Миронов кивнул, соглашаясь. Со Скаловым он спорить не мог, да и не хотел. Скалов был из справедливых и твердых людей.
...Так они и стояли на широком помосте-трибуне посреди привокзальной площади двумя группами. У переднего края, откуда надо речи держать, веселые и дружные хоперцы: Ларин, Кутырев, Болдырев, которого прочили в начдивы-2, и еще кто-то из саранских начальников. Речь говорил Рогачев. А Миронов, Булаткин, Скалов и озабоченно-сникший Ефремов, попавший в неловкое положение, ожидали своей очереди немного в стороне, как бы на вторых ролях.
Миронов был темен лицом, гонял на скулах желваки ярости, но продолжал внутренне сдерживаться. Огорчительный перевод штаба в Саранск, явное недоверие к нему в РВС Республики теперь дополнились новым актом: никак нежелательным назначением в корпус всей ларинской группы. Тут добра не будет, ясно уже с первой минуты... Можно, конечно, подать рапорт о сложении с себя всяких обязанностей и полномочий, попроситься куда-нибудь на малую штабную работу, но ведь все это, как принято говорить нынче, несерьезно. Ведь был его доклад у Ленина, было решительное обещание сформировать за месяц непобедимый красный корпус и разбить Деникина. Все остальное, товарищ Миронов, — от лукавого и может иметь лишь второстепенное значение!
Он смотрел в лица красноармейцев, тесно окруживших помост с тонкой планкой ограждения, и невольно встречал вопрошающие взгляды, доверчивость, веселую ответность со стороны казаков, давно знавших его, и одно сплошное любопытство необстрелянных новичков. Были тут и бывшие дезертиры-солдатики, с потными и грязными скатками через грудь, они воспринимали все, что творилось вокруг, как затянувшуюся, скучноватую потеху. Одно дело — митинги семнадцатого года, когда душа рвалась на простор, другое — прошлогодние митинги в наступлении, когда полевые кухни следом не поспевали, и третье — нынче, когда ничего никто не знает, патронов к винтовкам нет, на одну пушку в корпусе — три снаряда и те холостые... У всех бывших дезертиров уклончивые, воровские глаза, скрытая насмешливость: а что, мол, ты за человек, Миронов, отчего к тебе так льнут казаки? Как нам-то тебя понимать? Были мы, паря, и царскими солдатами, были и красногвардейцами, пришлось посидеть и в зеленых, и мы еще поглядим, как ты поведешь дело — а то ведь нам недолго и опять «позеленеть»!

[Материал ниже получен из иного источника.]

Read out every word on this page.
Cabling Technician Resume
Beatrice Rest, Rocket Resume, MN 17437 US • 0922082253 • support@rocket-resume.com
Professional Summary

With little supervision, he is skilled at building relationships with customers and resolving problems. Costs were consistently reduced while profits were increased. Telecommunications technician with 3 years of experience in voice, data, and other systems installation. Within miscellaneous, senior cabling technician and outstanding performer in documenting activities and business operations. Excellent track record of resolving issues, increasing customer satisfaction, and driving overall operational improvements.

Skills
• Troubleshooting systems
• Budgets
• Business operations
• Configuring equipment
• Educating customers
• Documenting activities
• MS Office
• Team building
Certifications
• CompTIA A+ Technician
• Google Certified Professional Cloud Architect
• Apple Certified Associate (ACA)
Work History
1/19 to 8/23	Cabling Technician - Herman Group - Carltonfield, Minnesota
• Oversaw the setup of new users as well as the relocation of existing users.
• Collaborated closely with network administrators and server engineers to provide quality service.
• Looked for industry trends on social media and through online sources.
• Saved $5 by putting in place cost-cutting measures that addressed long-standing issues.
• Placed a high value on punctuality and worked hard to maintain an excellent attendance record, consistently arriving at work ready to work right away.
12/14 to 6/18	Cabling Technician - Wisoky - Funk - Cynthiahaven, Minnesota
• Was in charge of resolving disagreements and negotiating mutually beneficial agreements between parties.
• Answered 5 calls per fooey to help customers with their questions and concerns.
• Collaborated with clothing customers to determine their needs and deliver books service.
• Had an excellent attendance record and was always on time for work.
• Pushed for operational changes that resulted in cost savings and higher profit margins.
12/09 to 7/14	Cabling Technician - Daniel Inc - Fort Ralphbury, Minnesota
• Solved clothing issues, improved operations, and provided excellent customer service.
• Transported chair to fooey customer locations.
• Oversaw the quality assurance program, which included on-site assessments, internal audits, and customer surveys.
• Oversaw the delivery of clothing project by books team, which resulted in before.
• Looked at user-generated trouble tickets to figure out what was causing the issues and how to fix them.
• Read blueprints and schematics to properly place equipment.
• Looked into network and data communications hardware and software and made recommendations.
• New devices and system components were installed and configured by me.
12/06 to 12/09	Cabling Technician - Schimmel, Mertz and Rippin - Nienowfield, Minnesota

Рогачев говорил громко и дельно, угрожал больше не Деникину, мелкой сошке мирового капитала, а прямо всем хищникам Антанты доразу. Подавался корпусом через оградительную планку трибуны, держа в вытянутой руке новенькую суконную богатырку с синей звездой по всему налобнику, и растолковывал бойцам смысл мировой революции, интернационала, во имя которых следует либо победить, либо умереть с честью. Но слушали его с некоторым безразличием, потому что к таким речам успели уже привыкнуть. Ожидали больше последних новостей с фронта, а еще лучше — желанной команды разойтись но казармам и квартирам.